La direction de l'Université de la Colombie-Britannique (UBC) a présenté ses excuses pour la lenteur avec laquelle elle a traité des accusations d'agressions sexuelles sur son campus de Vancouver.

« Je veux m'excuser auprès des femmes qui ont l'impression que l'Université les a laissées tomber. Nous admirons le courage de ces femmes qui ont décidé de parler pour que l'on porte attention à ce sujet crucial », a dit Martha Piper, rectrice par intérim, dans une déclaration écrite.

Malgré ces excuses, une ancienne étudiante, Glynnis Kirchmeier, affirme qu'elle compte porter plainte auprès du Tribunal des droits de la personne d'ici la fin de l'année. Elle appelle toute personne ayant subi une agression ou du harcèlement sexuel à l'Université au cours des 20 dernières années à se manifester en lui écrivant à ubcsexualassault@gmail.com.

Plus d'un an et demi d'attente

« L'UBC a le devoir légal de fournir un environnement sans harcèlement.

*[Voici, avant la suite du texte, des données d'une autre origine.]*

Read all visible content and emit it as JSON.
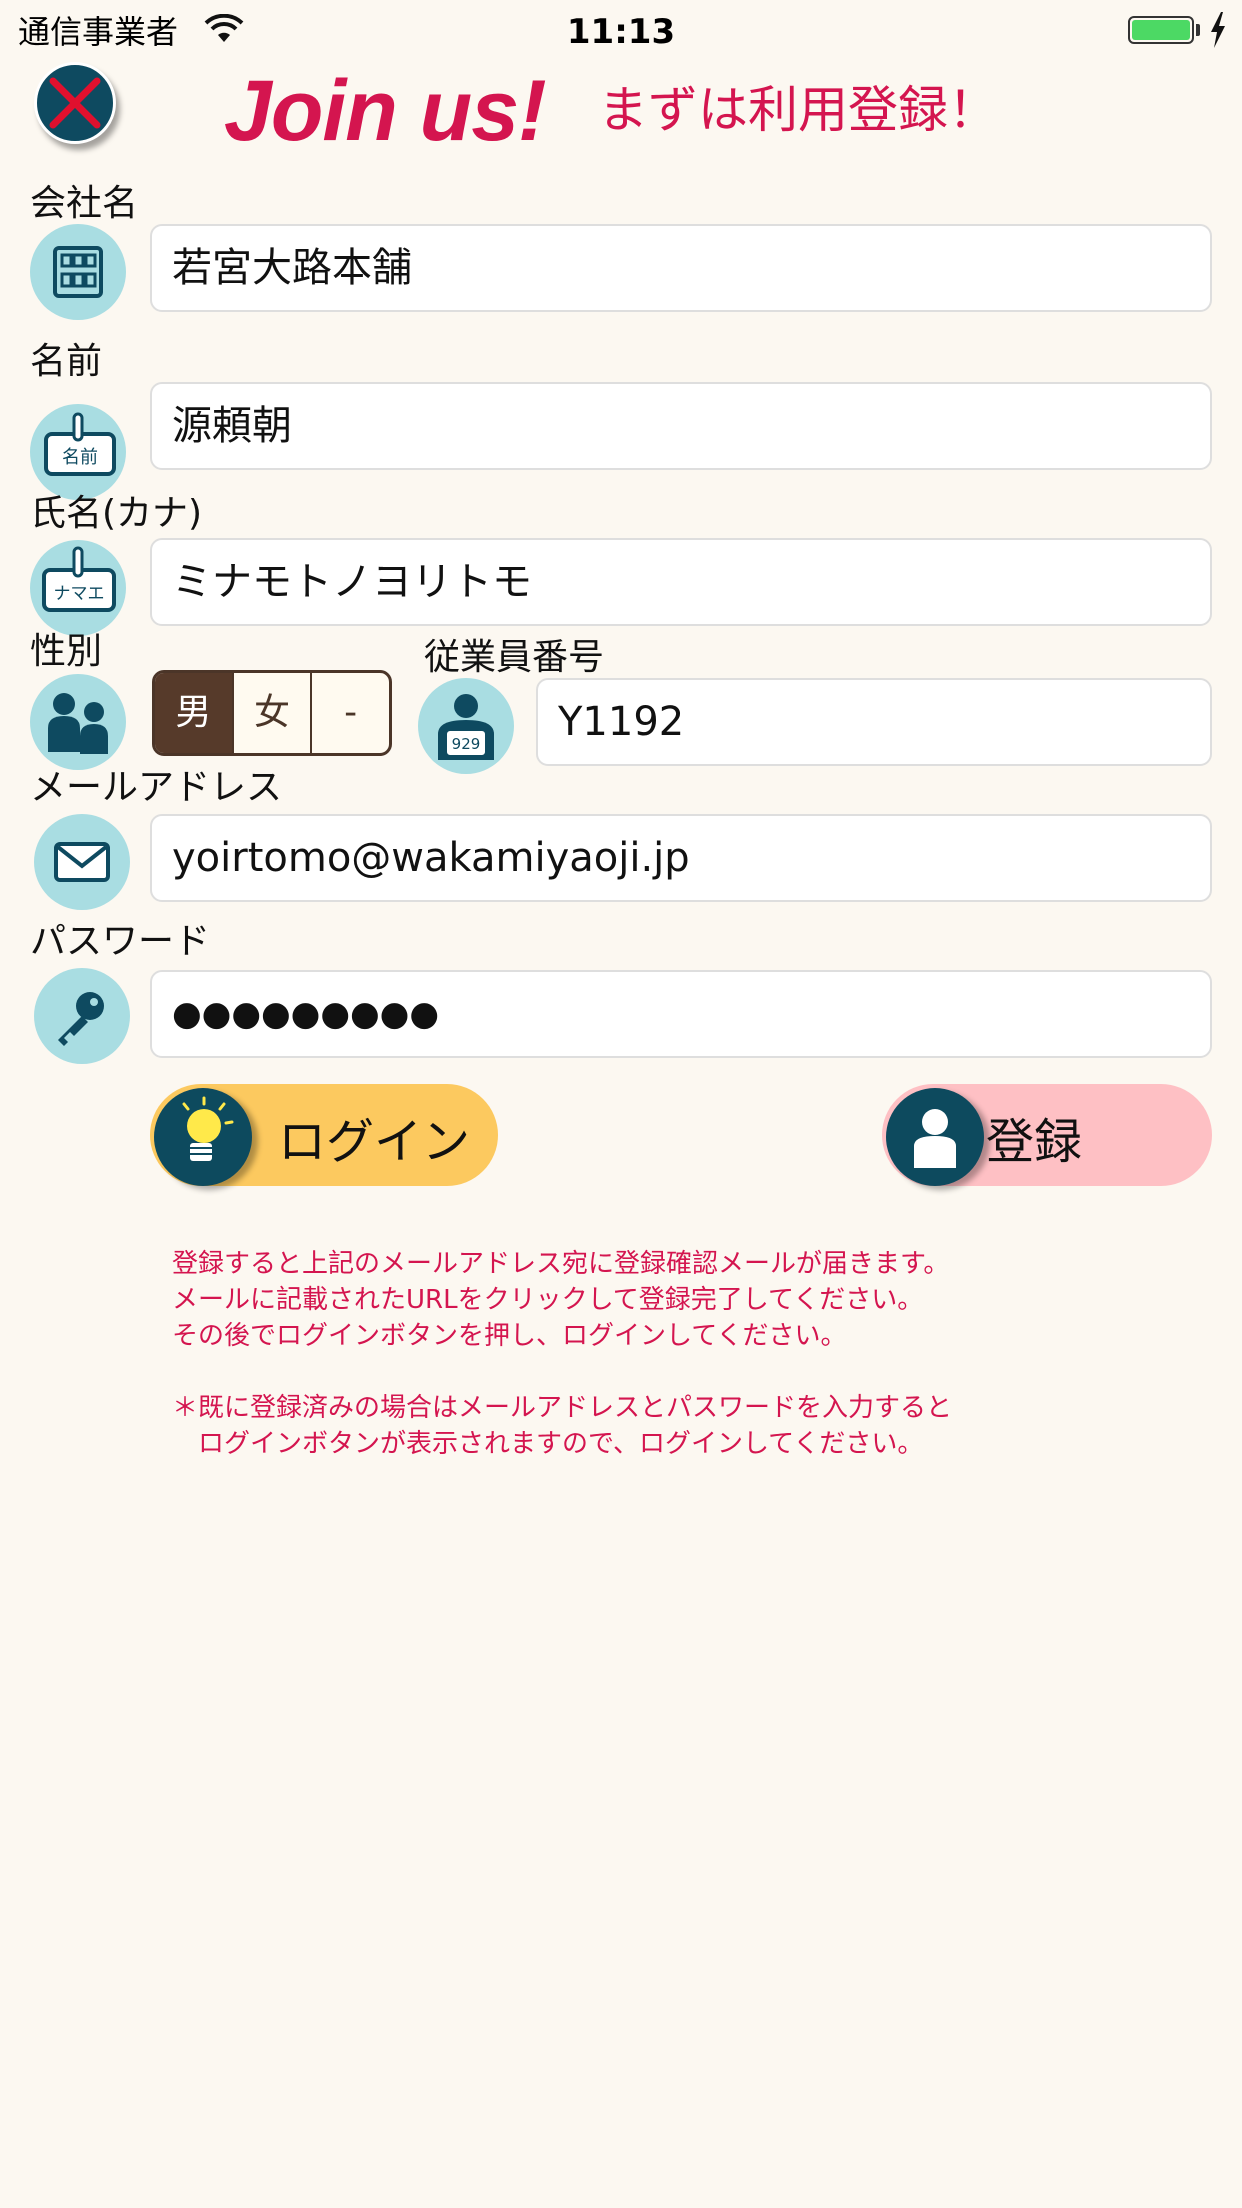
{
  "status_bar": {
    "carrier": "通信事業者",
    "time": "11:13"
  },
  "header": {
    "title": "Join us!",
    "subtitle": "まずは利用登録！"
  },
  "form": {
    "company": {
      "label": "会社名",
      "value": "若宮大路本舗",
      "icon": "building-icon"
    },
    "name": {
      "label": "名前",
      "value": "源頼朝",
      "icon": "name-tag-icon",
      "icon_text": "名前"
    },
    "kana": {
      "label": "氏名(カナ)",
      "value": "ミナモトノヨリトモ",
      "icon": "name-tag-kana-icon",
      "icon_text": "ナマエ"
    },
    "gender": {
      "label": "性別",
      "options": [
        "男",
        "女",
        "-"
      ],
      "selected": "男",
      "icon": "people-icon"
    },
    "employee_number": {
      "label": "従業員番号",
      "value": "Y1192",
      "icon": "employee-badge-icon",
      "icon_text": "929"
    },
    "email": {
      "label": "メールアドレス",
      "value": "yoirtomo@wakamiyaoji.jp",
      "icon": "envelope-icon"
    },
    "password": {
      "label": "パスワード",
      "value": "●●●●●●●●●",
      "icon": "key-icon"
    }
  },
  "buttons": {
    "login": "ログイン",
    "register": "登録"
  },
  "notice": {
    "line1": "登録すると上記のメールアドレス宛に登録確認メールが届きます。",
    "line2": "メールに記載されたURLをクリックして登録完了してください。",
    "line3": "その後でログインボタンを押し、ログインしてください。",
    "line4": "＊既に登録済みの場合はメールアドレスとパスワードを入力すると",
    "line5": "　ログインボタンが表示されますので、ログインしてください。"
  },
  "colors": {
    "accent": "#d4154f",
    "background": "#fcf8f1",
    "icon_bg": "#a9dde2",
    "icon_dark": "#0e4a60",
    "login_button": "#fcc95f",
    "register_button": "#fec0c4",
    "segment_selected": "#563a2a"
  }
}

C'est l'occasion de refaire les choses correctement. L'UBC va être jugée par l'opinion publique, par le Tribunal des droits de la personne et sans doute aussi dans le civil », estime Mme Kirchmeier.

Elle affirme qu'elle a approché le Bureau de l'équité et de l'inclusion de l'Université, mais que ce dernier lui aurait demandé de rester discrète quant aux cas d'inconduites sexuelles dont elle a été témoin.

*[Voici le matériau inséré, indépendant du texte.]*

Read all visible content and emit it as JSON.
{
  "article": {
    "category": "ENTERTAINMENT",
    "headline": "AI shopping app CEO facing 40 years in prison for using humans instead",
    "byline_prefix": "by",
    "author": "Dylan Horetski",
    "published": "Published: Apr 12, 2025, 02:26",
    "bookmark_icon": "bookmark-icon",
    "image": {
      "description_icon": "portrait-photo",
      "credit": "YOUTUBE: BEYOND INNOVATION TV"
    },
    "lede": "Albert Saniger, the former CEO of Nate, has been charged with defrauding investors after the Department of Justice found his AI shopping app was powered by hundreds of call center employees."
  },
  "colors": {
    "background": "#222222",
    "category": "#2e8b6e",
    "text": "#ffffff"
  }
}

Selon une enquête de CBC, l'Université a mis plus d'un an et demi à agir contre un étudiant, malgré des plaintes de harcèlement sexuel d'au moins six femmes sur le campus.

La rectrice Martha Piper reconnaît que « la procédure a pris trop de temps » et que la situation était « frustrante ». Elle promet de mettre en place une meilleure politique pour gérer « efficacement et plus rapidement » les plaintes pour agression ou harcèlement sexuel.

L'agresseur présumé discrètement exclu

« Nous allons étudier les différentes étapes dans ces dossiers pour déterminer comment elles auraient pu être traitées plus efficacement et sans délai », a ajouté la rectrice.

L'étudiant mis en cause, un doctorant de 28 ans au Département d'histoire, aurait commis plusieurs actes inappropriés, dont des attouchements, depuis le printemps 2013. Les premières allégations formelles contre lui ont été rapportées à l'Université un an plus tard.

Une des victimes a demandé à l'UBC d'agir, ce qui aurait été décliné, car l'agression se serait produite en dehors du campus.

Un peu plus tard dans ce même dossier, l'UBC a proposé une médiation entre les étudiantes et leur agresseur présumé, ce que les femmes ont refusé, expliquant que s'asseoir dans une pièce face à la personne qui les a présumément agressées n'était pas une réponse adéquate au problème.

L'Université a discrètement exclu l'étudiant la semaine dernière. Il a confié à CBC qu'il souhaitait faire appel de cette décision.